What new regulations can be found within MDR?
The MDR is not entirely different to the MDD. Although manufacturers will have a lot of work in switching to the MDR, the European standards have been continuously updated in the 25 years the MDD has existed. Novelties within the MDR, are rare. Most of the changes are stricter regulations of previously existing rules.
The following rules however, are new within the MDR:
- At least one person within an organization is required to ensure the regulatory compliance of the business (many business already have a quality or regulatory compliance or safety manager, so this isn’t a new regulation to many) (eumdr, 2017).
- Products without an intended medical purpose will also be included in the MDR. This is specified in Annex XVI, which covers items intended for cosmetic purposes.
Within the new MDR, 16 Annexes are attached. Annex XVI in particular has raised concern with the manufacturers of cosmetic goods. This annex is focused on products without an intended medical purpose, and seeks to impose new guidelines that aim to protect the consumer.
The following products now have regulations pertaining to safety and health:
- Coloured, non-corrective contact lenses or other items that are applied directly to the eye
- Products that must be inserted into the human body through surgical means to modify anatomy or fixate body parts. Ex. Cosmetic horn implants
- Substances, or items to be used for facial or nasal cosmetic purposes. Ex: dermal fillers.

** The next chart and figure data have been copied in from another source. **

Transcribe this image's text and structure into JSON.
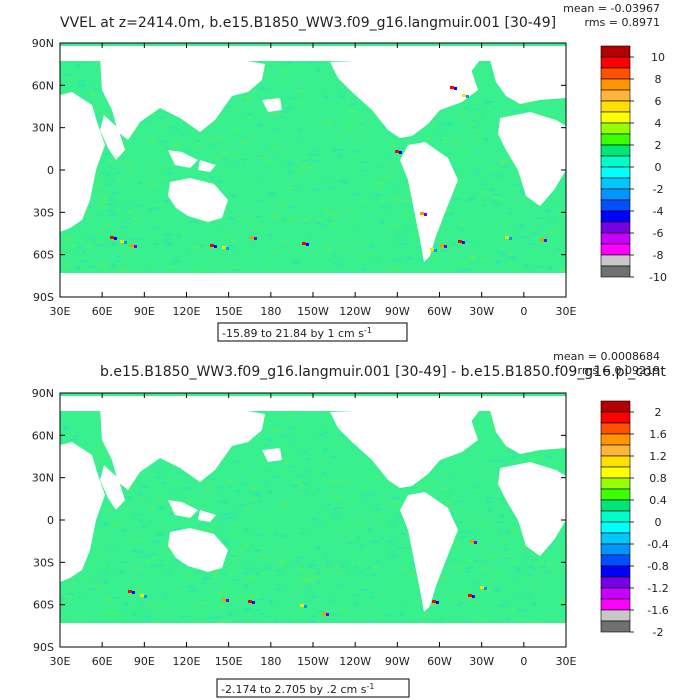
{
  "chart_data": [
    {
      "type": "heatmap",
      "title": "VVEL at z=2414.0m, b.e15.B1850_WW3.f09_g16.langmuir.001 [30-49]",
      "stats": {
        "mean": "mean = -0.03967",
        "rms": "rms = 0.8971"
      },
      "range_text": "-15.89 to 21.84 by 1 cm s",
      "range_unit_exp": "-1",
      "x_ticks": [
        "30E",
        "60E",
        "90E",
        "120E",
        "150E",
        "180",
        "150W",
        "120W",
        "90W",
        "60W",
        "30W",
        "0",
        "30E"
      ],
      "y_ticks": [
        "90N",
        "60N",
        "30N",
        "0",
        "30S",
        "60S",
        "90S"
      ],
      "colorbar_labels": [
        "10",
        "8",
        "6",
        "4",
        "2",
        "0",
        "-2",
        "-4",
        "-6",
        "-8",
        "-10"
      ]
    },
    {
      "type": "heatmap",
      "title": "b.e15.B1850_WW3.f09_g16.langmuir.001 [30-49] - b.e15.B1850.f09_g16.pi_cont",
      "stats": {
        "mean": "mean = 0.0008684",
        "rms": "rms = 0.09219"
      },
      "range_text": "-2.174 to 2.705 by .2 cm s",
      "range_unit_exp": "-1",
      "x_ticks": [
        "30E",
        "60E",
        "90E",
        "120E",
        "150E",
        "180",
        "150W",
        "120W",
        "90W",
        "60W",
        "30W",
        "0",
        "30E"
      ],
      "y_ticks": [
        "90N",
        "60N",
        "30N",
        "0",
        "30S",
        "60S",
        "90S"
      ],
      "colorbar_labels": [
        "2",
        "1.6",
        "1.2",
        "0.8",
        "0.4",
        "0",
        "-0.4",
        "-0.8",
        "-1.2",
        "-1.6",
        "-2"
      ]
    }
  ],
  "colors": {
    "scale": [
      "#b40000",
      "#ff0000",
      "#ff5000",
      "#ff9600",
      "#ffb43c",
      "#ffe100",
      "#ffff00",
      "#96ff00",
      "#3cff00",
      "#00e678",
      "#00ffc8",
      "#00ffff",
      "#00c8ff",
      "#0096ff",
      "#0050ff",
      "#0000ff",
      "#7800e6",
      "#c800ff",
      "#ff00ff",
      "#c8c8c8",
      "#707070"
    ],
    "land": "#ffffff",
    "ocean_base": "#39f08e",
    "ocean_alt": "#2fe6ae",
    "frame": "#000000"
  }
}
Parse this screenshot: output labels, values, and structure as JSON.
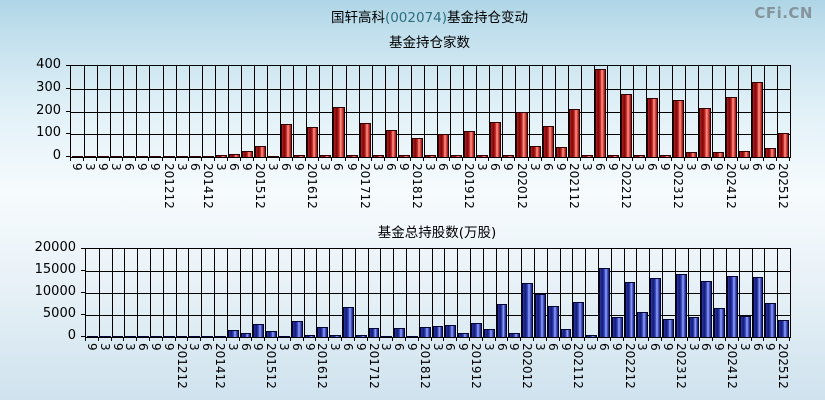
{
  "header": {
    "title_stock": "国轩高科",
    "title_code": "(002074)",
    "title_suffix": "基金持仓变动",
    "logo": "CFi.CN"
  },
  "colors": {
    "accent_code": "#2c6e7e",
    "logo_gray": "#85949d",
    "red_bar": "#c62828",
    "blue_bar": "#3646c4",
    "grid": "#000000"
  },
  "chart_data": [
    {
      "type": "bar",
      "title": "基金持仓家数",
      "bar_color": "red",
      "ylim": [
        0,
        400
      ],
      "yticks": [
        0,
        100,
        200,
        300,
        400
      ],
      "grid": true,
      "categories": [
        "9",
        "3",
        "9",
        "3",
        "6",
        "9",
        "9",
        "201212",
        "3",
        "6",
        "201412",
        "3",
        "6",
        "9",
        "201512",
        "3",
        "6",
        "9",
        "201612",
        "3",
        "6",
        "9",
        "201712",
        "3",
        "6",
        "9",
        "201812",
        "3",
        "6",
        "9",
        "201912",
        "3",
        "6",
        "9",
        "202012",
        "3",
        "6",
        "9",
        "202112",
        "3",
        "6",
        "9",
        "202212",
        "3",
        "6",
        "9",
        "202312",
        "3",
        "6",
        "9",
        "202412",
        "3",
        "6",
        "9",
        "202512"
      ],
      "values": [
        2,
        2,
        2,
        2,
        2,
        2,
        2,
        3,
        2,
        3,
        5,
        10,
        15,
        25,
        50,
        5,
        145,
        8,
        130,
        8,
        220,
        10,
        150,
        8,
        120,
        8,
        85,
        8,
        103,
        8,
        114,
        8,
        154,
        8,
        200,
        50,
        136,
        45,
        210,
        8,
        388,
        8,
        278,
        8,
        260,
        8,
        250,
        20,
        215,
        20,
        265,
        25,
        330,
        40,
        105
      ]
    },
    {
      "type": "bar",
      "title": "基金总持股数(万股)",
      "bar_color": "blue",
      "ylim": [
        0,
        20000
      ],
      "yticks": [
        0,
        5000,
        10000,
        15000,
        20000
      ],
      "grid": true,
      "categories": [
        "9",
        "3",
        "9",
        "3",
        "6",
        "9",
        "9",
        "201212",
        "3",
        "6",
        "201412",
        "3",
        "6",
        "9",
        "201512",
        "3",
        "6",
        "9",
        "201612",
        "3",
        "6",
        "9",
        "201712",
        "3",
        "6",
        "9",
        "201812",
        "3",
        "6",
        "9",
        "201912",
        "3",
        "6",
        "9",
        "202012",
        "3",
        "6",
        "9",
        "202112",
        "3",
        "6",
        "9",
        "202212",
        "3",
        "6",
        "9",
        "202312",
        "3",
        "6",
        "9",
        "202412",
        "3",
        "6",
        "9",
        "202512"
      ],
      "values": [
        30,
        30,
        30,
        30,
        30,
        30,
        30,
        40,
        30,
        40,
        150,
        1500,
        800,
        2900,
        1300,
        300,
        3600,
        500,
        2250,
        550,
        6800,
        550,
        2100,
        300,
        2100,
        300,
        2200,
        2600,
        2700,
        850,
        3200,
        1800,
        7600,
        800,
        12300,
        9700,
        7000,
        1800,
        8000,
        400,
        15600,
        4500,
        12500,
        5700,
        13400,
        4200,
        14300,
        4600,
        12700,
        6600,
        13900,
        4800,
        13600,
        7800,
        3900
      ]
    }
  ]
}
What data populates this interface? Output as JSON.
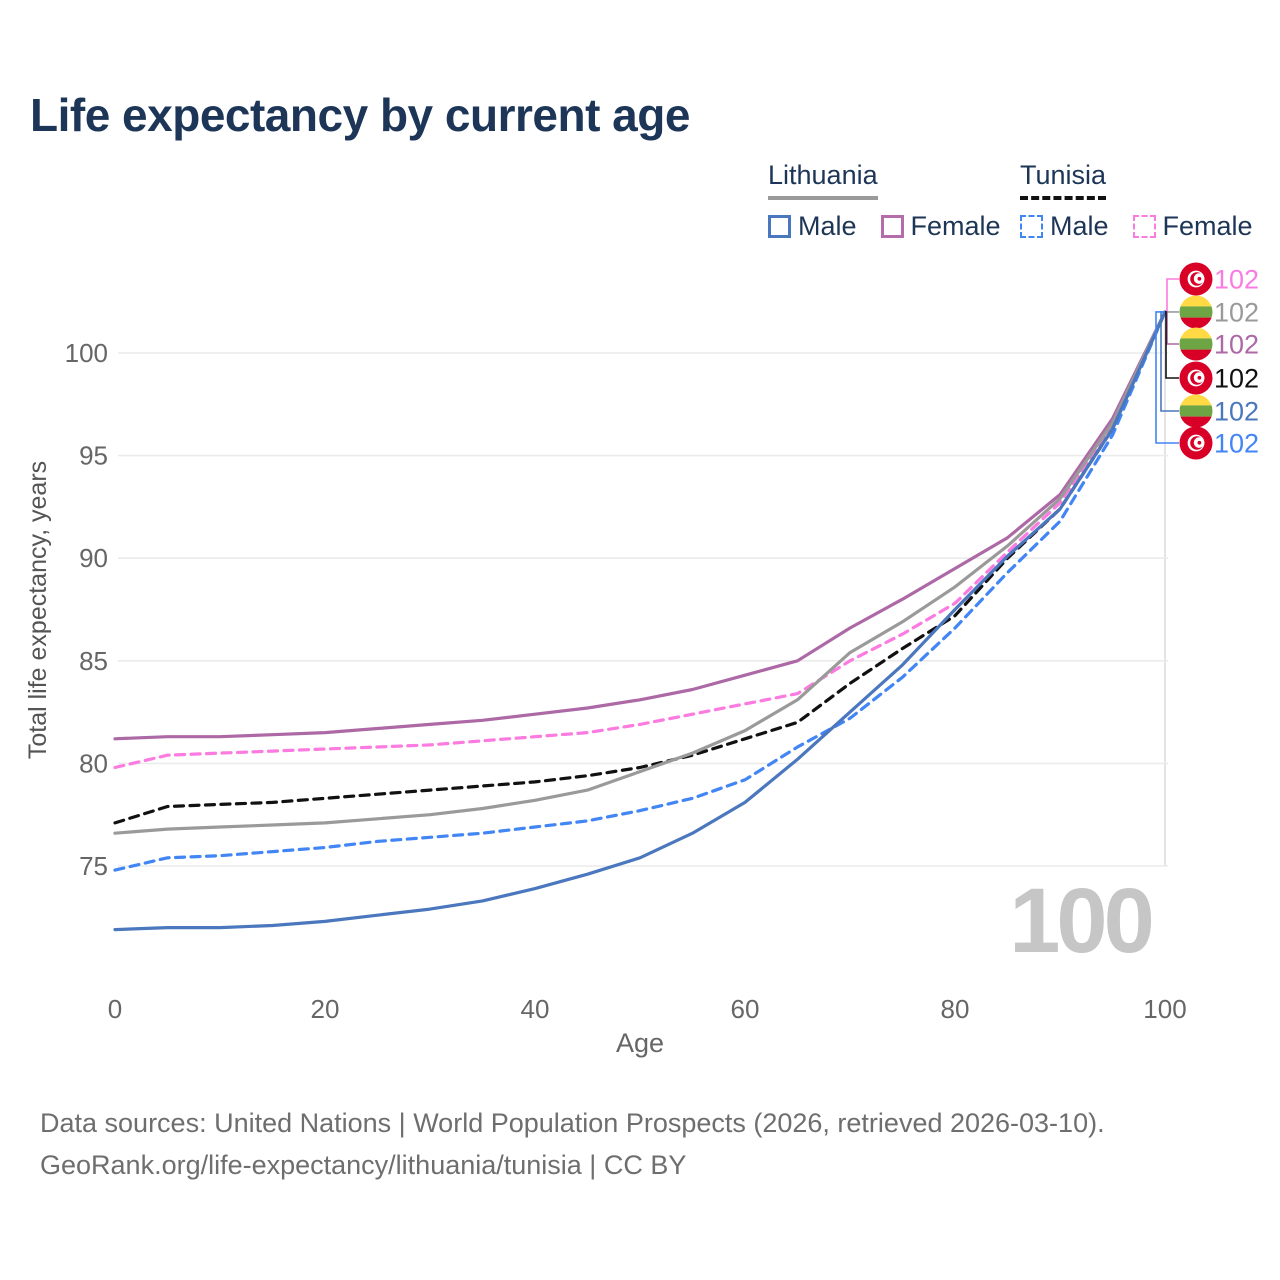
{
  "title": "Life expectancy by current age",
  "legend": {
    "groups": [
      {
        "name": "Lithuania",
        "line_style": "solid",
        "underline_color": "#9a9a9a",
        "items": [
          {
            "label": "Male",
            "color": "#4a77bd"
          },
          {
            "label": "Female",
            "color": "#b56cab"
          }
        ]
      },
      {
        "name": "Tunisia",
        "line_style": "dashed",
        "underline_color": "#111111",
        "items": [
          {
            "label": "Male",
            "color": "#4285f4"
          },
          {
            "label": "Female",
            "color": "#fb7be0"
          }
        ]
      }
    ]
  },
  "chart_data": {
    "type": "line",
    "title": "Life expectancy by current age",
    "xlabel": "Age",
    "ylabel": "Total life expectancy, years",
    "x": [
      0,
      5,
      10,
      15,
      20,
      25,
      30,
      35,
      40,
      45,
      50,
      55,
      60,
      65,
      70,
      75,
      80,
      85,
      90,
      95,
      100
    ],
    "xticks": [
      0,
      20,
      40,
      60,
      80,
      100
    ],
    "yticks": [
      75,
      80,
      85,
      90,
      95,
      100
    ],
    "xlim": [
      0,
      100
    ],
    "ylim": [
      71,
      102.5
    ],
    "grid": "horizontal",
    "legend_position": "top-right",
    "hover_age_indicator": 100,
    "watermark": "100",
    "series": [
      {
        "name": "Lithuania Female",
        "country": "Lithuania",
        "sex": "Female",
        "color": "#ad68a6",
        "dash": false,
        "end_label": "102",
        "values": [
          81.2,
          81.3,
          81.3,
          81.4,
          81.5,
          81.7,
          81.9,
          82.1,
          82.4,
          82.7,
          83.1,
          83.6,
          84.3,
          85.0,
          86.6,
          88.0,
          89.5,
          91.0,
          93.1,
          96.8,
          102
        ]
      },
      {
        "name": "Tunisia Female",
        "country": "Tunisia",
        "sex": "Female",
        "color": "#fb7be0",
        "dash": true,
        "end_label": "102",
        "values": [
          79.8,
          80.4,
          80.5,
          80.6,
          80.7,
          80.8,
          80.9,
          81.1,
          81.3,
          81.5,
          81.9,
          82.4,
          82.9,
          83.4,
          85.0,
          86.3,
          87.8,
          90.3,
          92.7,
          96.5,
          102
        ]
      },
      {
        "name": "Tunisia Both sexes",
        "country": "Tunisia",
        "sex": "Both",
        "color": "#111111",
        "dash": true,
        "end_label": "102",
        "values": [
          77.1,
          77.9,
          78.0,
          78.1,
          78.3,
          78.5,
          78.7,
          78.9,
          79.1,
          79.4,
          79.8,
          80.4,
          81.2,
          82.0,
          83.9,
          85.6,
          87.2,
          90.0,
          92.4,
          96.3,
          102
        ]
      },
      {
        "name": "Lithuania Both sexes",
        "country": "Lithuania",
        "sex": "Both",
        "color": "#9a9a9a",
        "dash": false,
        "end_label": "102",
        "values": [
          76.6,
          76.8,
          76.9,
          77.0,
          77.1,
          77.3,
          77.5,
          77.8,
          78.2,
          78.7,
          79.6,
          80.5,
          81.6,
          83.1,
          85.4,
          86.9,
          88.6,
          90.6,
          92.9,
          96.6,
          102
        ]
      },
      {
        "name": "Tunisia Male",
        "country": "Tunisia",
        "sex": "Male",
        "color": "#4285f4",
        "dash": true,
        "end_label": "102",
        "values": [
          74.8,
          75.4,
          75.5,
          75.7,
          75.9,
          76.2,
          76.4,
          76.6,
          76.9,
          77.2,
          77.7,
          78.3,
          79.2,
          80.8,
          82.2,
          84.2,
          86.6,
          89.3,
          91.8,
          96.0,
          102
        ]
      },
      {
        "name": "Lithuania Male",
        "country": "Lithuania",
        "sex": "Male",
        "color": "#4a77bd",
        "dash": false,
        "end_label": "102",
        "values": [
          71.9,
          72.0,
          72.0,
          72.1,
          72.3,
          72.6,
          72.9,
          73.3,
          73.9,
          74.6,
          75.4,
          76.6,
          78.1,
          80.2,
          82.5,
          84.8,
          87.5,
          90.1,
          92.4,
          96.3,
          102
        ]
      }
    ],
    "end_labels_top_to_bottom": [
      {
        "series": "Tunisia Female",
        "flag": "tunisia",
        "color": "#fb7be0",
        "text": "102"
      },
      {
        "series": "Lithuania Both sexes",
        "flag": "lithuania",
        "color": "#9a9a9a",
        "text": "102"
      },
      {
        "series": "Lithuania Female",
        "flag": "lithuania",
        "color": "#ad68a6",
        "text": "102"
      },
      {
        "series": "Tunisia Both sexes",
        "flag": "tunisia",
        "color": "#111111",
        "text": "102"
      },
      {
        "series": "Lithuania Male",
        "flag": "lithuania",
        "color": "#4a77bd",
        "text": "102"
      },
      {
        "series": "Tunisia Male",
        "flag": "tunisia",
        "color": "#4285f4",
        "text": "102"
      }
    ],
    "flag_colors": {
      "lithuania": [
        "#FFDA44",
        "#6DA544",
        "#D80027"
      ],
      "tunisia": "#D80027"
    }
  },
  "footer": {
    "line1": "Data sources: United Nations | World Population Prospects (2026, retrieved 2026-03-10).",
    "line2": "GeoRank.org/life-expectancy/lithuania/tunisia | CC BY"
  }
}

- Equipment intended to aid in the reduction of adipose tissue. This equipment includes tools used for liposuction or lipolysis.
- High intensity electromagnetic radiation emitting equipment used on human skin, including tattoo or hair removal, skin resurfacing, or other skin treatment.
- Equipment used to penetrate the skull in order to modify neuronal activity using electrical currents or electromagnetic fields (transcranial magnetic stimulation)
The European Commission reserves the right to update this list, in order to ensure quality control if new cosmetic products enter the market place in the upcoming period (MHRA, 2017)
What effect does the MDR have on products with CE markings?
In order to market medical devices in the EU, a CE mark certificate is required. This certification confirms that a product has met all regulations in place for medical devices. When the regulations come into play on May 2020, only those who comply with the MDR will attain this certification. However, given that a CE accreditation lasts for 5 years, the last ones to expire under the MDD regulations will do so on 25 May, 2024.
The changes introduced in the MDR affect a variety of aspects in the CE marking process. Some of these processes include device classification, technical file documentation, and post-market activities. The goal of this is to increase the qualitative standards of medical devices within the EU, ensuring improved levels of safety whilst encouraging innovation (kolabtree, 2017).